In interview, there are chuckles because doing the obvs has never been this Mohawk’d writer’s thing. “It’s very straight forward and very readable,” he asserts. “It was a play you could do with five or six people but LYT has expanded it, making their own musical instruments, using percussion and so on. A lot of work has gone into it.

“We have four aliens in a row as a framing device. In the play inside that play, there’s a Garbagerie, a family group of grandfather, mother, grandson and they are attended to in a quasi-religious ceremony. There’s a procession of Wasters who come to them. There’s a Sad Waster and a Typical Waster and a Total Waster and so on.”

More disbelieving laughter and “hopefully there will be laughs for the play,” comments Elle Barry.  She is building on Transition Year Theatre experience and her own training in Speech and Drama, in a layering of skills and practice this year.

Her director nods. “It’s almost an old fashioned comedy, with star-crossed lovers in different classes.” The players are cast in castes such as Advertising Executives and Politicians, whose descendants are classified as “the untouchable subclass, known as Total Wasters.”

The playwright underlines the dramatic lilt to the iambic pentameter verse throughout, voiced in Received Pronunciation.

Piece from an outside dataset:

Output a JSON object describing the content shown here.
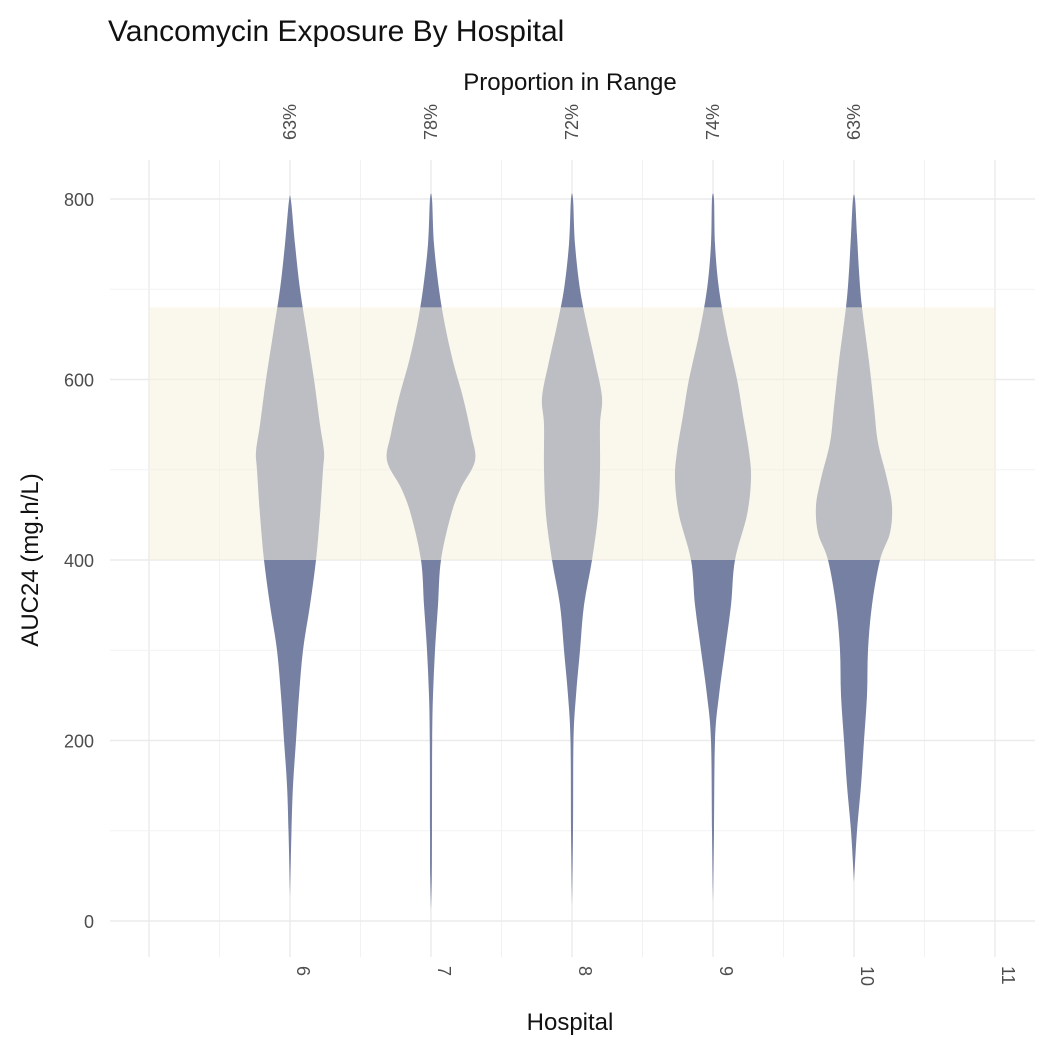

All Limerick Youth Theatre members are on stage, as well as contributing to production values. The back up team impresses: Martin Shannon on set, Emily Waters on lighting, with Shane Hickey O’Mara, Kerrie Ahern and Kate Hodmon with various oversights.

Design and score are integrated to the drama. Elle says that “a lot of our costumes and our set are made of recycled rubbish and we take that into account. For instruments we have tins, biscuit tins, rice in packages.”

From Shane: “We have barrels for drums, an old heater – a SuperSer, rulers, a trumpet as the only real instrument. With these we create a soundscape.”

“Learning through practice,” is his summation of this training unit, observing techniques and adapting to new tricks and skills.

We can view the Brave New World of The Garbagerie within ‘A Load of Rubbish’ from Thursday 15 to Saturday 17, 8pm shows.